A straight edge can also be called an eased edge because the square ends are gently rounded to prevent sharpness. This option is aesthetically-pleasing and also rather safe. Since the edges are not pointed, bumping into it is less painful. That is why narrow kitchens or ones with tight angles and corners tend to use eased edges.

Beveled Edge

A beveled edge as a touch of richness to a countertop. The indicator is the soft 45-degree angle, forming a defined border. There are several variations that you can choose from, including a ½ or ¼ bevel. You can also choose which edge you want beveled—top, bottom, or both—for an additional effect.

Quarter Round Edge

Unlike the eased edge, the quarter round edge takes a little more from the top, so there is a more pronounced curvature. The quarter round edge is popular in both modern and traditional kitchens since it makes the counter look thicker.

Bullnose Edge

One of the most popular quartz countertop edges. A full bullnose is sophisticated and sleek. As you can imagine, the entire edge is curved, leaving it entirely smooth, with no hard edges. The bullnose is great for any style of kitchen or bathroom.

Half-Bullnose Edge

Many may confuse the half-bullnose edge with a quarter round because they look very similar. On closer inspection, you will notice that the curve of the half-bullnose is much more pronounced, taking away more of the stone from the edge, leaving the end thinner. A half-bullnose has a straight lower edge that is vaguely softened.

Ogee Edge

Another popular choice is the ogee edge or an S-shaped cut into the stone. Ogee edges are timeless and have a classical look about them.

Dupont and Cove Dupont Edge

The dupont and cove dupont styles are both similar to ogee but a bit more dramatic. With the regular dupont edge, there is a 90-degree angle accompanied with a rounded bottom edge. The cove dupont has a crescent curve that melds into the dupont 90-degree angle and arched bottom.

Waterfall Edge

As the name suggests, the waterfall edge is an edge that cascades down at a 90-degree angle from the countertop. Instead of you having a suddenly finished edge, the countertop takes a plunge down to the ground, sometimes merging with a seating area, kitchen island, or cabinetry. There are even waterfall edges that continue to the floor, creating a solid piece of stone.

Waterfall edges are some of the most popular quartz countertop edges thanks to the stone’s impressive durability. Aside from making a statement, a quartz countertop has the durability required for such a design and will not crack or fracture under the weight.

Mitered Edge

Similar to the above-mentioned waterfall type, a mitered edge extends downward, but it does not reach the floor. In essence, all waterfall edges are mitered edges, but not every mitered edge is going to be a waterfall. A mitered edge is fabricated by cutting an edge at 45 degrees then joining it with another piece of quartz. Because of the angle, the seam is unnoticeable. It is an optical illusion that makes the countertop appear thicker.

Custom Edge

If you find that the common countertop edges are not what you are looking for, you can find a number of stone companies that do the custom edging. For instance, some many do a chiseled or rock edge that leaves the end of the counter looking like it came from the quarry or geode.

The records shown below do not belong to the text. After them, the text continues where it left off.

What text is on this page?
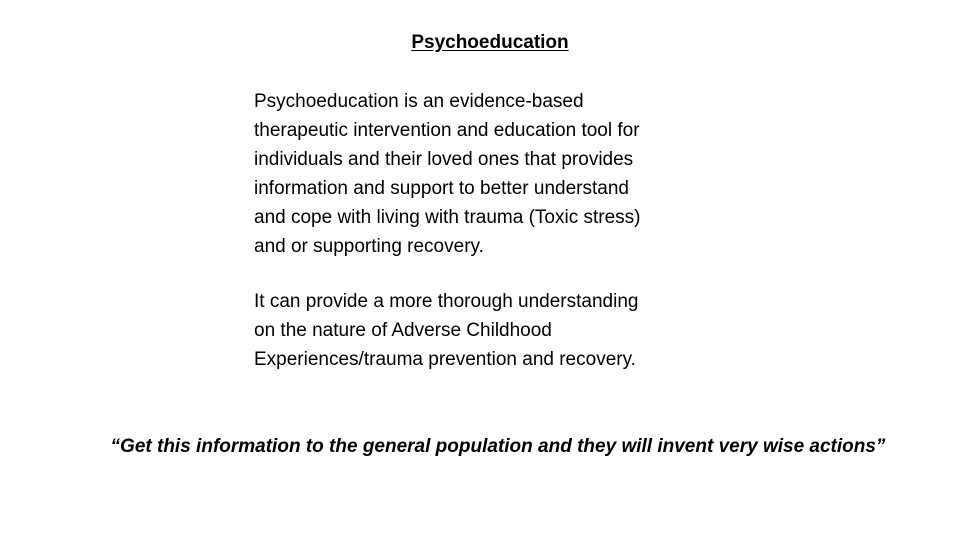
Psychoeducation
Psychoeducation is an evidence-based
therapeutic intervention and education tool for
individuals and their loved ones that provides
information and support to better understand
and cope with living with trauma (Toxic stress)
and or supporting recovery.
It can provide a more thorough understanding
on the nature of Adverse Childhood
Experiences/trauma prevention and recovery.
“Get this information to the general population and they will invent very wise actions”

Another option is to blend two of your favorite types.

What are Laminated Edges?

There are some countertop edges that are considered “laminated edges.” What that means is that two elements from dissimilar edge types are fused together to create a new look. Laminated edges are a good choice for those who want thicker edges with more presence. An example is the aforementioned Mitered Edge.

You might even see a Laminated Bullnose edge, which is a second Bullnose edge added beneath the end of the top Bullnose, forming a thick curve of quartz. Other combinations include Cove Dupont and Ogee, Ogee-Straight, and Laminated Ogee.

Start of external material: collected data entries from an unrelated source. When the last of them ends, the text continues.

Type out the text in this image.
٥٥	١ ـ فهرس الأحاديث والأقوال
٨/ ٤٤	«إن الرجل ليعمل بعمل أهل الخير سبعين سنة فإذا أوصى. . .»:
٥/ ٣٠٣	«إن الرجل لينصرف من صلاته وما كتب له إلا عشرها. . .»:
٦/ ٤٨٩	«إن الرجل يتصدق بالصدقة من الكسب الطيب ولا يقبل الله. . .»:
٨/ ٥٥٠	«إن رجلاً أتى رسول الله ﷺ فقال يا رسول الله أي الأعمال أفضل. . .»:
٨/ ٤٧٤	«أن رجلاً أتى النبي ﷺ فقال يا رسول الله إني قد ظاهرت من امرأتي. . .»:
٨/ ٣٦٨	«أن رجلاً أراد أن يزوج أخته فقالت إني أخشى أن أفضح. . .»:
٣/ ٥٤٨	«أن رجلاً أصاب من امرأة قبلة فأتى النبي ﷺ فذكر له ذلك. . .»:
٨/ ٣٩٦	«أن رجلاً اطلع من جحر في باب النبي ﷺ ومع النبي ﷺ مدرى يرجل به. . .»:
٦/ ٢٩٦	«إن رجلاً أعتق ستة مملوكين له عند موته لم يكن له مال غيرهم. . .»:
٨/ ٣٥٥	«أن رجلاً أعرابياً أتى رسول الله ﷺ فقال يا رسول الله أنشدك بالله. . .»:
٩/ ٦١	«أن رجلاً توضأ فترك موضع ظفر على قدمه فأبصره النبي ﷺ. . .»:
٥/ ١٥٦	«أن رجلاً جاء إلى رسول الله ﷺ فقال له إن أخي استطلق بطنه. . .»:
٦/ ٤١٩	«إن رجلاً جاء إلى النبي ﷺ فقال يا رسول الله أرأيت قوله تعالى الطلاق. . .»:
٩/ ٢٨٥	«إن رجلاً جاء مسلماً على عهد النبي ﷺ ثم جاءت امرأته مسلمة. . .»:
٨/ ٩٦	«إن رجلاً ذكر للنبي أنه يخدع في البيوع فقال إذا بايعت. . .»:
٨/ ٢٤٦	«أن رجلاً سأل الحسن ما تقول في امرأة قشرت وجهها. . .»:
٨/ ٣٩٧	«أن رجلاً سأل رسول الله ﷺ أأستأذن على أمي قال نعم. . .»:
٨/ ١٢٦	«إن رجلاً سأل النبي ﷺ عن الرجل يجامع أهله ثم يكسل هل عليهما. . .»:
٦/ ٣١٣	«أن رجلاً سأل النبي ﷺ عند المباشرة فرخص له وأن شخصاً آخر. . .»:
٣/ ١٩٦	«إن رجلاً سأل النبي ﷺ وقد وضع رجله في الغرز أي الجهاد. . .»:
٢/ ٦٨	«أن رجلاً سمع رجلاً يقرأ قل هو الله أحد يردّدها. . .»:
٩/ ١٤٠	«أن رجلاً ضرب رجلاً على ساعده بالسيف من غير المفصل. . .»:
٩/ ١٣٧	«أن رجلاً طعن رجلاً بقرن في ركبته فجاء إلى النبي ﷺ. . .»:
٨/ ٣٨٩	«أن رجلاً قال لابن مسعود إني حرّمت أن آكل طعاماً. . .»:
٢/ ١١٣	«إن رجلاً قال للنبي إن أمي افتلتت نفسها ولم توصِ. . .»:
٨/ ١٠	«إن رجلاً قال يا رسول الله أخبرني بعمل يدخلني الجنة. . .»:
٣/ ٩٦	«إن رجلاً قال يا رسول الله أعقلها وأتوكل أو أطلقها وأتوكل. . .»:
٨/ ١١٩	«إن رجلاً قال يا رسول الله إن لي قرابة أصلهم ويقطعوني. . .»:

How are Edge Finishes for Quartz Countertops Created?

Prior to installation in your home, the fabrication facility, such as the one at Marble Concepts, gets to work on developing your decided countertop edges. The technology is sophisticated and complex, allowing the technicians to create any number of edges, including custom designs. The stone is gradually cut and smoothed to develop the edge along the entire slab of quartz (or any other stone countertop).

Which Quartz Countertop Edge Will You Choose?

Having gone through the list, you might be thinking about how there are so many choices to pick from. How will you ever decide? The first step is to see samples of the edges for visualization. Some are going to work with your kitchen’s design better than others. You can also ask us, the pros of Marble Concepts. Our expert team can help you decide on an edge that suits your kitchen best.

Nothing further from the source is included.